Bean’s comedy needs to be executed with “clockwork precision”, something the adjudicator, Mike Tilbury, believed to be a vital element of such a physically comedic piece. Although it was a valiant effort from the Rushen Players, this precision was not evident throughout their performance and more work needs to be put into their comic timing, pace and physicality. However, Walker’s Francis was played well, this role is a big responsibility and Walker had good physicality and great audience contact, particularly through his character’s asides. On the other hand I felt as though he could really push his obsession with food in the first act, which was echoed in the adjudication, and develop his comic character even further, which improved as the performance progressed. In the restaurant scene there were brilliant sound effects for Alfie (Jack Verity), the elderly waiter, falling down the stairs which provided great comic moments. Verity’s Alfie had a good stage presence, brilliantly funny entrances and exits during this scene and his body language was great but it could be developed even more, the adjudicator felt his walk in particular could be more chaotic throughout the action. This scene also provided us with some seeming audience participation with the ingénue character (Sharon Roberts) however it was not believable, Roberts should be much more natural in her cameo role, a point the adjudicator made strongly. This role needs to make the audience believe she is not part of the production and unfortunately was very farfetched.

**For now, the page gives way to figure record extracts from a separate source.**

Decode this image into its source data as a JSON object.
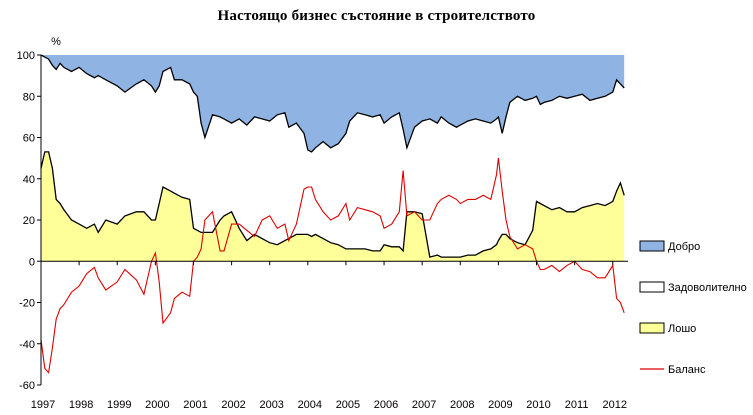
{
  "chart_data": {
    "type": "area",
    "title": "Настоящо бизнес състояние в строителството",
    "ylabel": "%",
    "xlabel": "",
    "ylim": [
      -60,
      100
    ],
    "yticks": [
      "100",
      "80",
      "60",
      "40",
      "20",
      "0",
      "-20",
      "-40",
      "-60"
    ],
    "xlim": [
      1997.0,
      2012.4
    ],
    "xticks": [
      "1997",
      "1998",
      "1999",
      "2000",
      "2001",
      "2002",
      "2003",
      "2004",
      "2005",
      "2006",
      "2007",
      "2008",
      "2009",
      "2010",
      "2011",
      "2012"
    ],
    "grid": false,
    "legend_position": "right",
    "legend": [
      {
        "key": "good",
        "label": "Добро"
      },
      {
        "key": "satisfactory",
        "label": "Задоволително"
      },
      {
        "key": "bad",
        "label": "Лошо"
      },
      {
        "key": "balance",
        "label": "Баланс"
      }
    ],
    "colors": {
      "good": "#8fb4e3",
      "satisfactory": "#ffffff",
      "bad": "#ffff99",
      "balance": "#dd0000",
      "boundary": "#000000"
    },
    "x": [
      1997.0,
      1997.1,
      1997.2,
      1997.3,
      1997.4,
      1997.5,
      1997.6,
      1997.8,
      1998.0,
      1998.2,
      1998.4,
      1998.5,
      1998.7,
      1999.0,
      1999.2,
      1999.5,
      1999.7,
      1999.9,
      2000.0,
      2000.1,
      2000.2,
      2000.4,
      2000.5,
      2000.7,
      2000.9,
      2001.0,
      2001.1,
      2001.2,
      2001.3,
      2001.5,
      2001.7,
      2001.8,
      2002.0,
      2002.2,
      2002.4,
      2002.6,
      2002.8,
      2003.0,
      2003.2,
      2003.4,
      2003.5,
      2003.7,
      2003.9,
      2004.0,
      2004.1,
      2004.2,
      2004.4,
      2004.6,
      2004.8,
      2005.0,
      2005.1,
      2005.3,
      2005.5,
      2005.7,
      2005.9,
      2006.0,
      2006.2,
      2006.4,
      2006.5,
      2006.6,
      2006.8,
      2007.0,
      2007.2,
      2007.4,
      2007.5,
      2007.7,
      2007.9,
      2008.0,
      2008.2,
      2008.4,
      2008.6,
      2008.8,
      2008.95,
      2009.0,
      2009.1,
      2009.2,
      2009.3,
      2009.5,
      2009.7,
      2009.9,
      2010.0,
      2010.1,
      2010.2,
      2010.4,
      2010.6,
      2010.8,
      2011.0,
      2011.2,
      2011.4,
      2011.6,
      2011.8,
      2012.0,
      2012.1,
      2012.2,
      2012.3
    ],
    "series": [
      {
        "key": "good_satisfactory_boundary",
        "values": [
          100,
          99,
          98,
          95,
          93,
          96,
          94,
          92,
          94,
          91,
          89,
          90,
          88,
          85,
          82,
          86,
          88,
          85,
          82,
          85,
          92,
          94,
          88,
          88,
          86,
          82,
          80,
          67,
          60,
          71,
          70,
          69,
          67,
          69,
          66,
          70,
          69,
          68,
          71,
          72,
          65,
          67,
          62,
          54,
          53,
          55,
          58,
          55,
          57,
          62,
          68,
          72,
          71,
          70,
          71,
          67,
          70,
          72,
          64,
          55,
          65,
          68,
          69,
          67,
          70,
          67,
          65,
          66,
          68,
          69,
          68,
          67,
          69,
          70,
          62,
          70,
          77,
          80,
          78,
          79,
          80,
          76,
          77,
          78,
          80,
          79,
          80,
          81,
          78,
          79,
          80,
          82,
          88,
          86,
          84
        ]
      },
      {
        "key": "satisfactory_bad_boundary",
        "values": [
          45,
          53,
          53,
          45,
          30,
          28,
          25,
          20,
          18,
          16,
          18,
          14,
          20,
          18,
          22,
          24,
          24,
          20,
          20,
          28,
          36,
          34,
          33,
          31,
          30,
          16,
          15,
          14,
          14,
          14,
          20,
          22,
          24,
          16,
          10,
          13,
          11,
          9,
          8,
          10,
          11,
          13,
          13,
          13,
          12,
          13,
          11,
          9,
          8,
          6,
          6,
          6,
          6,
          5,
          5,
          8,
          7,
          7,
          5,
          24,
          24,
          23,
          2,
          3,
          2,
          2,
          2,
          2,
          3,
          3,
          5,
          6,
          8,
          10,
          13,
          13,
          11,
          9,
          8,
          15,
          29,
          28,
          27,
          25,
          26,
          24,
          24,
          26,
          27,
          28,
          27,
          29,
          34,
          38,
          32
        ]
      },
      {
        "key": "balance",
        "name": "Баланс",
        "values": [
          -38,
          -52,
          -54,
          -42,
          -28,
          -23,
          -21,
          -15,
          -12,
          -6,
          -3,
          -8,
          -14,
          -10,
          -4,
          -9,
          -16,
          0,
          4,
          -10,
          -30,
          -25,
          -18,
          -15,
          -17,
          0,
          2,
          6,
          20,
          24,
          5,
          5,
          18,
          18,
          15,
          12,
          20,
          22,
          16,
          18,
          10,
          18,
          35,
          36,
          36,
          30,
          24,
          20,
          22,
          28,
          20,
          26,
          25,
          24,
          22,
          16,
          18,
          24,
          44,
          22,
          24,
          20,
          20,
          28,
          30,
          32,
          30,
          28,
          30,
          30,
          32,
          30,
          42,
          50,
          34,
          20,
          12,
          6,
          8,
          6,
          0,
          -4,
          -4,
          -2,
          -5,
          -2,
          0,
          -4,
          -5,
          -8,
          -8,
          -2,
          -18,
          -20,
          -25
        ]
      }
    ]
  }
}
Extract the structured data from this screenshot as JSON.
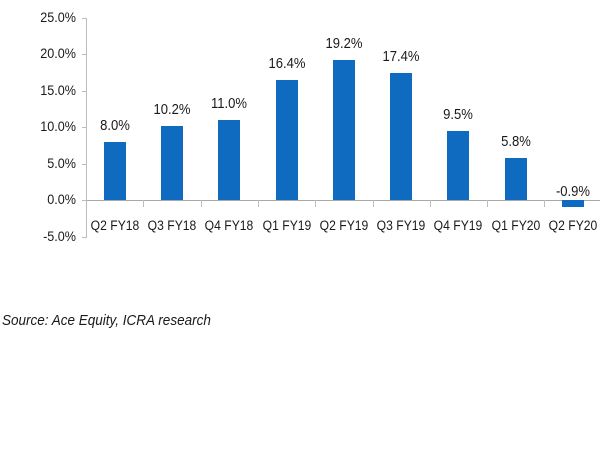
{
  "chart_data": {
    "type": "bar",
    "title": "",
    "xlabel": "",
    "ylabel": "",
    "categories": [
      "Q2 FY18",
      "Q3 FY18",
      "Q4 FY18",
      "Q1 FY19",
      "Q2 FY19",
      "Q3 FY19",
      "Q4 FY19",
      "Q1 FY20",
      "Q2 FY20"
    ],
    "values": [
      8.0,
      10.2,
      11.0,
      16.4,
      19.2,
      17.4,
      9.5,
      5.8,
      -0.9
    ],
    "data_labels": [
      "8.0%",
      "10.2%",
      "11.0%",
      "16.4%",
      "19.2%",
      "17.4%",
      "9.5%",
      "5.8%",
      "-0.9%"
    ],
    "ylim": [
      -5.0,
      25.0
    ],
    "yticks": [
      "25.0%",
      "20.0%",
      "15.0%",
      "10.0%",
      "5.0%",
      "0.0%",
      "-5.0%"
    ],
    "ytick_values": [
      25,
      20,
      15,
      10,
      5,
      0,
      -5
    ],
    "grid": false,
    "legend": null,
    "bar_color": "#0f6bbf"
  },
  "source_note": "Source: Ace Equity, ICRA research"
}
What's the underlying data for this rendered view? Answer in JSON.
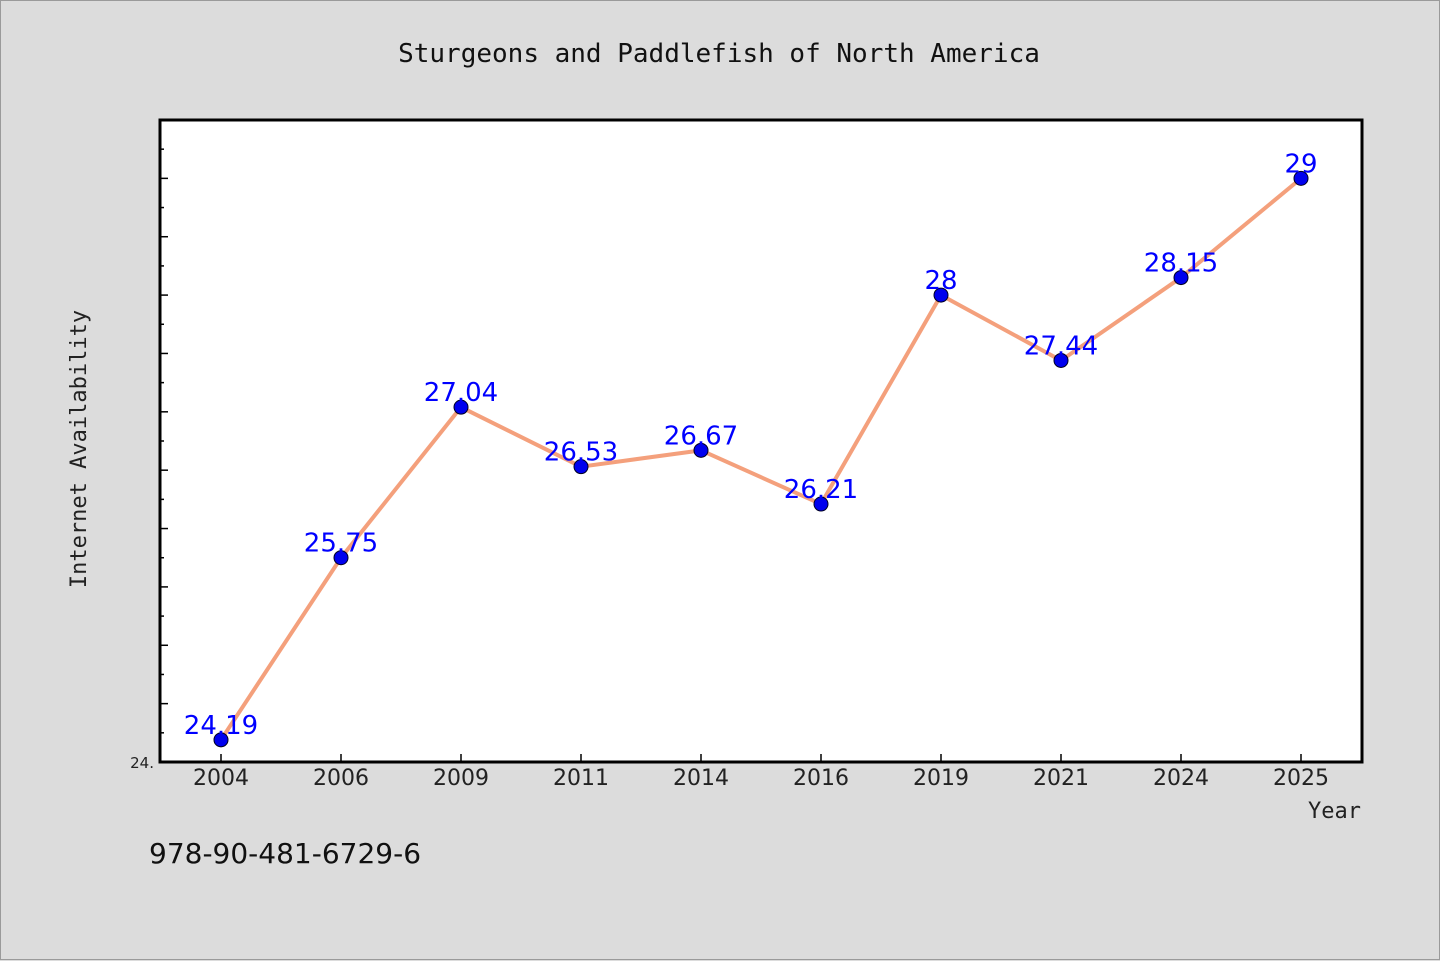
{
  "chart_data": {
    "type": "line",
    "title": "Sturgeons and Paddlefish of North America",
    "xlabel": "Year",
    "ylabel": "Internet Availability",
    "categories": [
      "2004",
      "2006",
      "2009",
      "2011",
      "2014",
      "2016",
      "2019",
      "2021",
      "2024",
      "2025"
    ],
    "series": [
      {
        "values": [
          24.19,
          25.75,
          27.04,
          26.53,
          26.67,
          26.21,
          28,
          27.44,
          28.15,
          29
        ],
        "data_labels": [
          "24.19",
          "25.75",
          "27.04",
          "26.53",
          "26.67",
          "26.21",
          "28",
          "27.44",
          "28.15",
          "29"
        ],
        "line_color": "#f4a07c",
        "marker_color": "#0000ee"
      }
    ],
    "ylim": [
      24,
      29.5
    ],
    "y_tick_label": "24.",
    "grid": false,
    "legend": "none"
  },
  "footer": {
    "isbn": "978-90-481-6729-6"
  }
}
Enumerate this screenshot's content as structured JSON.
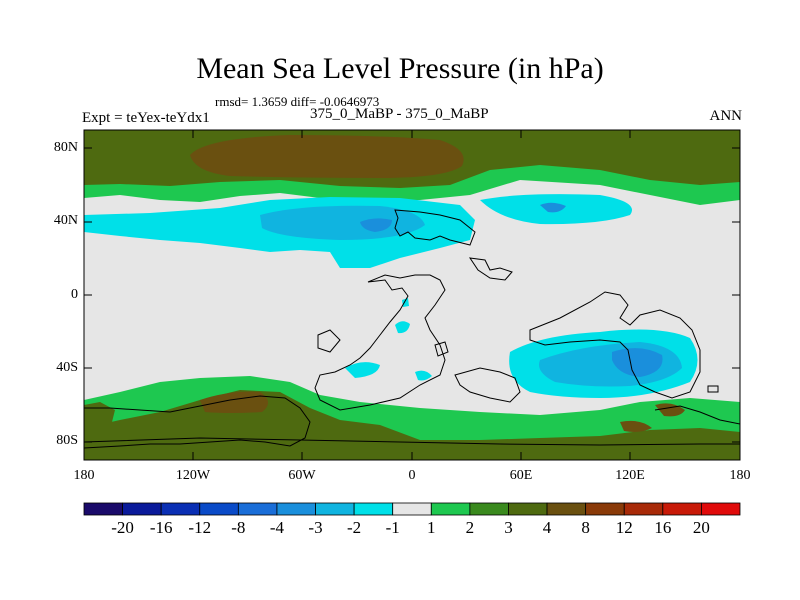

The major comic scenes need to be improved by working on pace, cue pick-ups, entrances and exits. Overall, as the play progressed we saw the actors settle into their characters and I felt most of them improved through the performance. Jones who played Dolly showed good understanding of her character but she needed to slow her lines down and act with more energy, however her lines about the power of women in reference to Margaret Thatcher were strong and clear. Both Williams’ Stanley and Angus’ Rachel as Roscoe had good stage presence and brilliant acting voices however, the adjudicator pointed out that Williams’ accent needs work and Angus was worse when she portrayed just Rachel and advised her to work on that part of her characterisation.

All the costumes were appropriate for each character, in particular Matthews’ suit for the role of Charlie was brilliantly selected and the costume of Jones’ Dolly reflected her personality and the period well. However, the adjudicator suggested that Walker’s costume and mannerisms needed further consideration as they did not completely portray the roguish nature of Francis. There should be slick scene changes in all productions, especially in such a fast paced piece like One Man, Two Guvnors, but Rushen Players’ scene changes were long, laboured and unorganised. This was possibly caused by moving the production from a smaller stage at the Erin Arts Centre where it was performed before Christmas, to the larger Gaiety stage but can be rectified with more rehearsals for the stage crew. Some of the sets lacked detail, however the set design of the Brighton Pier was excellent as there was a creative use of fairy lights, blue gels and sound to set the mood of the water.

As a whole the Rushen Players’ version of Bean’s play was a gallant effort making an enjoyable experience for the audience. Overall, it was a very daring performance as the adjudicator stated that it is the “most difficult and challenging play” to be presented in the 2016 Easter Festival. The cast has great potential to develop their performance further and it was a really entertaining evening.